¿Qué es la Terapia Sexual?

La Terapia Sexual se ocupa de dificultades derivadas del sexo que se hace; es decir, la respuesta sexual, las prácticas y el deseo durante los encuentros. Pero también, del sexo que se es: es decir, la identidad sexual, el género o la orientación del deseo.

Para la Sexología, el sexo es el conjunto de características físicas, psicológicas y sociales que nos construyen como hombre o como mujeres. Desde esta perspectiva, el sexo no es una dimensión estática ni un punto de partida; se trata más bien del resultado de una serie de procesos que duran toda la vida. Por eso el sexo es una fuente de diversidad.

La Terapia Sexual abarcaría todo lo relacionado con nuestros cuerpos sexuados, nuestra identidad, nuestro género y nuestra orientación del deseo. Pero también de su manifestación más evidente, el deseo (eros), que mueve los encuentros eróticos de las personas.

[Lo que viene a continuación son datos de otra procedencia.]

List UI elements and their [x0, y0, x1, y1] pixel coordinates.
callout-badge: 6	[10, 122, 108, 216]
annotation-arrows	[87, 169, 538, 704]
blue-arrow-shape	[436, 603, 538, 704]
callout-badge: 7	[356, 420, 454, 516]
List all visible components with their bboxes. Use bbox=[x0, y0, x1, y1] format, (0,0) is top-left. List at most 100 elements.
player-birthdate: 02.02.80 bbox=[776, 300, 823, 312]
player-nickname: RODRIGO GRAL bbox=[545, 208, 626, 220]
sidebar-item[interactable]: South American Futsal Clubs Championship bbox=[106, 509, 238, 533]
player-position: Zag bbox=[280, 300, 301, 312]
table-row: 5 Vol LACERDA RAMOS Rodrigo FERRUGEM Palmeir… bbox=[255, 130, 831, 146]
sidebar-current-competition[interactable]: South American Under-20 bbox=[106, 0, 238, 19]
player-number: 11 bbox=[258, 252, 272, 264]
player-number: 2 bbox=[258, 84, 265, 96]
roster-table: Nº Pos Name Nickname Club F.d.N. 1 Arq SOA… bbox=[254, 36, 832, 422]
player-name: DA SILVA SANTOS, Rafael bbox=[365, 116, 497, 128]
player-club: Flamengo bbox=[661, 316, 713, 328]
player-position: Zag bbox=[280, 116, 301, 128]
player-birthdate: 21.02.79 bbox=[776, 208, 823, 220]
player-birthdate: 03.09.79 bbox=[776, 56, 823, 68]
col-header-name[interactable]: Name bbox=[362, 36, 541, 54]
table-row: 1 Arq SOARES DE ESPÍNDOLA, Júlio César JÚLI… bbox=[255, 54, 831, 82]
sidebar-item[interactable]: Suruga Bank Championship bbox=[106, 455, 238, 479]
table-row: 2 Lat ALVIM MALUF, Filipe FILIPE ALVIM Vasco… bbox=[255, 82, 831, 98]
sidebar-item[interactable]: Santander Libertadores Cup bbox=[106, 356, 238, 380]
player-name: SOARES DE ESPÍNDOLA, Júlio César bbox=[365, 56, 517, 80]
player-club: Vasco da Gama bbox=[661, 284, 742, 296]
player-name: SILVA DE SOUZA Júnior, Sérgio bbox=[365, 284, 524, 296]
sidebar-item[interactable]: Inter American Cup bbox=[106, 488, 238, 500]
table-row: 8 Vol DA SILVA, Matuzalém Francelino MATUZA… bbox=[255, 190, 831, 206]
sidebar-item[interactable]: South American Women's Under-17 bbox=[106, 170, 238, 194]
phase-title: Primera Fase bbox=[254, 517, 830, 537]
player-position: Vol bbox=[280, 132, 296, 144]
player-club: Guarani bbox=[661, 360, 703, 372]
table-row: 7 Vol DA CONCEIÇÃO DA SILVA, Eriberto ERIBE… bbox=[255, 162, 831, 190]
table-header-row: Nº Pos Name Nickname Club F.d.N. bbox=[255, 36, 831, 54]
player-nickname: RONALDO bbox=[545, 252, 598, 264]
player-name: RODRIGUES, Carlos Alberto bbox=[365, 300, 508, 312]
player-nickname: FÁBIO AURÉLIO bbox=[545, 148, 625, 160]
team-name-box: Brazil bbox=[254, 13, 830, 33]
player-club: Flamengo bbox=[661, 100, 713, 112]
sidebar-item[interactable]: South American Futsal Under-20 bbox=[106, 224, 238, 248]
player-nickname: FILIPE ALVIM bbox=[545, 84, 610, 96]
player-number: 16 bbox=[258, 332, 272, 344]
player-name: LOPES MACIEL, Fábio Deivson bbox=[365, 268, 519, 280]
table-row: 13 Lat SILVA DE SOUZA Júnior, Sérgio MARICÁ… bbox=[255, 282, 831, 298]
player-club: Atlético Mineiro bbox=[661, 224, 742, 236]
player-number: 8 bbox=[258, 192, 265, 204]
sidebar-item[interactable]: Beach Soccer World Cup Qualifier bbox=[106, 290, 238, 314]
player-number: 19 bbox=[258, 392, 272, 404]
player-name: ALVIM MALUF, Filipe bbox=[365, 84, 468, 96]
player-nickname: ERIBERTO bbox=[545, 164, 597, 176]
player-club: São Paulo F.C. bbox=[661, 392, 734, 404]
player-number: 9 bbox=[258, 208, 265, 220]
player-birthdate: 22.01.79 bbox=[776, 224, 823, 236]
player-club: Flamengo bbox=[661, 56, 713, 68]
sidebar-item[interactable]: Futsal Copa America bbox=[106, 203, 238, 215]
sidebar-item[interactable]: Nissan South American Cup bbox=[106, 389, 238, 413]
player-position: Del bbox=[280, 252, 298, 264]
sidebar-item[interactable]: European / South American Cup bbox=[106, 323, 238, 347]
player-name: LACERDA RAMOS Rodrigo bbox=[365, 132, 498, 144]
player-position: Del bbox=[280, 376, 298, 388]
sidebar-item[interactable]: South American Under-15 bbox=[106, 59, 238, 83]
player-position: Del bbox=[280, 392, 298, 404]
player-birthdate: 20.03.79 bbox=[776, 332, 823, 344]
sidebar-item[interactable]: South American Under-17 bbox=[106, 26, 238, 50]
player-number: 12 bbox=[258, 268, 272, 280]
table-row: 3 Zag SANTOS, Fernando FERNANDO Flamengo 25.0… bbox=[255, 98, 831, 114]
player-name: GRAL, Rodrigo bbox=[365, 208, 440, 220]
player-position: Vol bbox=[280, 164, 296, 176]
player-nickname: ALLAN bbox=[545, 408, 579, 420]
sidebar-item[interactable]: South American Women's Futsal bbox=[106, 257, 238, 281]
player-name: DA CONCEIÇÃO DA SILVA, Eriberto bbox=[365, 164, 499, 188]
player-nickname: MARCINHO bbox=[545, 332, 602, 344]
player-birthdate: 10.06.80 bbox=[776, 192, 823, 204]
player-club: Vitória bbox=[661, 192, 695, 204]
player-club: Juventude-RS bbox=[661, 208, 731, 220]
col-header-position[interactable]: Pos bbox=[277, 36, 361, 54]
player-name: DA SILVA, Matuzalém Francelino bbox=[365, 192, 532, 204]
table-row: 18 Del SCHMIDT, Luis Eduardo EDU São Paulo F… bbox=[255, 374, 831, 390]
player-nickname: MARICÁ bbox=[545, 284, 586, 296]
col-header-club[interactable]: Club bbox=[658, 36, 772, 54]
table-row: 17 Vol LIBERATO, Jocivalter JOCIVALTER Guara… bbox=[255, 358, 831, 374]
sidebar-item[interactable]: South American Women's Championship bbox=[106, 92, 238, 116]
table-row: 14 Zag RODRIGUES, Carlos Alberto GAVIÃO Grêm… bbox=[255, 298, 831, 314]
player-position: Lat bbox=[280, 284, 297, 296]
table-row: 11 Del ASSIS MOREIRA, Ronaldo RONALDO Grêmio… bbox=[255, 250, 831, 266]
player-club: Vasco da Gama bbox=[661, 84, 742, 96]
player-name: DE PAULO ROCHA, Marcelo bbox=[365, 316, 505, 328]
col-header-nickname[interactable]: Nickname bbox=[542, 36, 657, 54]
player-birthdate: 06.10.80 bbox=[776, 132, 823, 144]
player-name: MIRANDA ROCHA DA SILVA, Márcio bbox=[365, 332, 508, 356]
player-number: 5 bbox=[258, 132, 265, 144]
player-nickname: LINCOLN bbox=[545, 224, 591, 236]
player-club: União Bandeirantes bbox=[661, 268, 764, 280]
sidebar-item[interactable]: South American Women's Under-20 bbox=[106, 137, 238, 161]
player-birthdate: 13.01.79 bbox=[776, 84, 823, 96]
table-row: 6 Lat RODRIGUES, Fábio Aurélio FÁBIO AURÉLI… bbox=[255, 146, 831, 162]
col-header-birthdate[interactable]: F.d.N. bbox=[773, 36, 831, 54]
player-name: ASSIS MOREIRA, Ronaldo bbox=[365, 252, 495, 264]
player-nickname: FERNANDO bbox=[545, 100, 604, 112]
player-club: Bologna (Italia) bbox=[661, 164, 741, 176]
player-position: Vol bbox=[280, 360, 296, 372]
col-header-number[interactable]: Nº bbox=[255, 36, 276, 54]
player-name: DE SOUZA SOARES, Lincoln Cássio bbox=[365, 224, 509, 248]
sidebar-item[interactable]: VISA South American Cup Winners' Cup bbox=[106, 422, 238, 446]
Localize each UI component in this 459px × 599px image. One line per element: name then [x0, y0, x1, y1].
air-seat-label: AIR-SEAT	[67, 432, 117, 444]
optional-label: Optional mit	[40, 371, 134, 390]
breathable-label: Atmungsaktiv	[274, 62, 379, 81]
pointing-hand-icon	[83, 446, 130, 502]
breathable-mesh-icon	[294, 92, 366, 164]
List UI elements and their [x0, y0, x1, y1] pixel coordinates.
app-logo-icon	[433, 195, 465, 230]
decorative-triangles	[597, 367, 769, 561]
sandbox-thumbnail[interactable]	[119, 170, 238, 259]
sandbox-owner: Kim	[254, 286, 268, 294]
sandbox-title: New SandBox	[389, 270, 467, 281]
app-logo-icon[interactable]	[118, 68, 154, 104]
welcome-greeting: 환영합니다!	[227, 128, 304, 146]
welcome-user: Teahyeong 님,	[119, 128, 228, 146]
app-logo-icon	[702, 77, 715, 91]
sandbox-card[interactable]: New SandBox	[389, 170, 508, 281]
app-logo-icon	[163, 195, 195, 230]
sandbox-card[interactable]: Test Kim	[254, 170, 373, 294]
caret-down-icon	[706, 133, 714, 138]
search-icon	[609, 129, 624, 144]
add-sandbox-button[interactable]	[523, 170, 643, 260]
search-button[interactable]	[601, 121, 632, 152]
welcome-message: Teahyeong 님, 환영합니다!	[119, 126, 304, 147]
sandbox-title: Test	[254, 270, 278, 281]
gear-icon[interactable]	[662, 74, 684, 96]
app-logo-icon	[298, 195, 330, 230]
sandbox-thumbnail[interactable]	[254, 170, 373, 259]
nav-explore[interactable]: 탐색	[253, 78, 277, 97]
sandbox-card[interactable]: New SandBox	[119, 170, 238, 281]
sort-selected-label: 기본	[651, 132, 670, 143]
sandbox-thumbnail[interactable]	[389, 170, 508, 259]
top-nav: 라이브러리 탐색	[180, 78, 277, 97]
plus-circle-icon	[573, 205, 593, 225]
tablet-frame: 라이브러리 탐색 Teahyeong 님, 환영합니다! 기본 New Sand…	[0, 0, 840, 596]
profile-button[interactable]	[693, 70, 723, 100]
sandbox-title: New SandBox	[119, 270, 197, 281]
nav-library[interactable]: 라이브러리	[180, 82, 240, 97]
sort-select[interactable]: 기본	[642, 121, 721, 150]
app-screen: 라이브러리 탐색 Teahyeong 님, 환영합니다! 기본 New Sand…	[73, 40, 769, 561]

¿Cuándo acudir a Terapia Sexual?

Las personas pueden atravesar dificultades con todo lo relativo al sexo que se hace, por ejemplo:

  • Insatisfacción con el deseo. Bien porque se considera el deseo demasiado intenso o frecuente; bien por considerarlo bajo o escaso. Otras veces, es la calidad de los encuentros lo que genera quejas.
  • Dificultades de erección, tanto si no se experimentan erecciones por estar nervioso, cansado… o porque existe algún tipo de lesión.
  • Dificultades durante la penetración vaginal puesto que en algunos casos duele, molesta o se ha evitado de forma consistente.
  • Problemas de insatisfacción con el control eyaculatorio, bien porque se eyacula antes de lo deseado, más tarde o no se llega a eyacular.
  • Dificultades con el orgasmo, cuando cuesta experimentarlo o existe cierta insatisfacción.
  • Peculiaridades del deseo, cuando en ocasiones las personas desean situaciones o prácticas que no se corresponden con la idea mayoritaria de sexualidad.
  • Etcétera. Puesto que la sexualidad es diversidad, y la diversidad no está libre de dificultades.

Además, las personas también pueden experimentar conflictos entre su identidad sexual y su cuerpo, problemas porque no comprenden la vivencia de su orientación del deseo o le genera malestar, o bien dificultades por no sentirse identificado/a con el rol o roles de género que esperan los demás. Las consultas más frecuentes de este tipo que llegan a Terapia Sexual son:

  • Identidad sexual/Transexualidad: dudas sobre la propia identidad sexual, dudas sobre la identidad sexual de los/as hijos/as, aceptación de la identidad sexual, acompañamiento durante las diferentes etapas de los cambios asociados a un proceso de cambio de sexo, etc.
  • Identidad de género: Dudas sobre la identidad de género, dificultades asociadas a uno o varios aspectos de la expresión de una identidad de género no normativa, etc.
  • Orientación del deseo: dudas sobre la orientación, aceptación y empoderamiento de la propia orientación, etc.
¿Cómo se realiza la intervención en Terapia Sexual?

El papel del sexólogo/a en estos casos puede ser acompañar y guiar en el proceso de cambio, enseñar nuevas estrategias o ayudar a que las personas o la pareja resuelvan sus problemas.

Para que una intervención sexológica en la erótica sea eficaz, se requiere del trabajo conjunto entre terapeuta, la persona y su pareja o su entorno cuando sea necesario.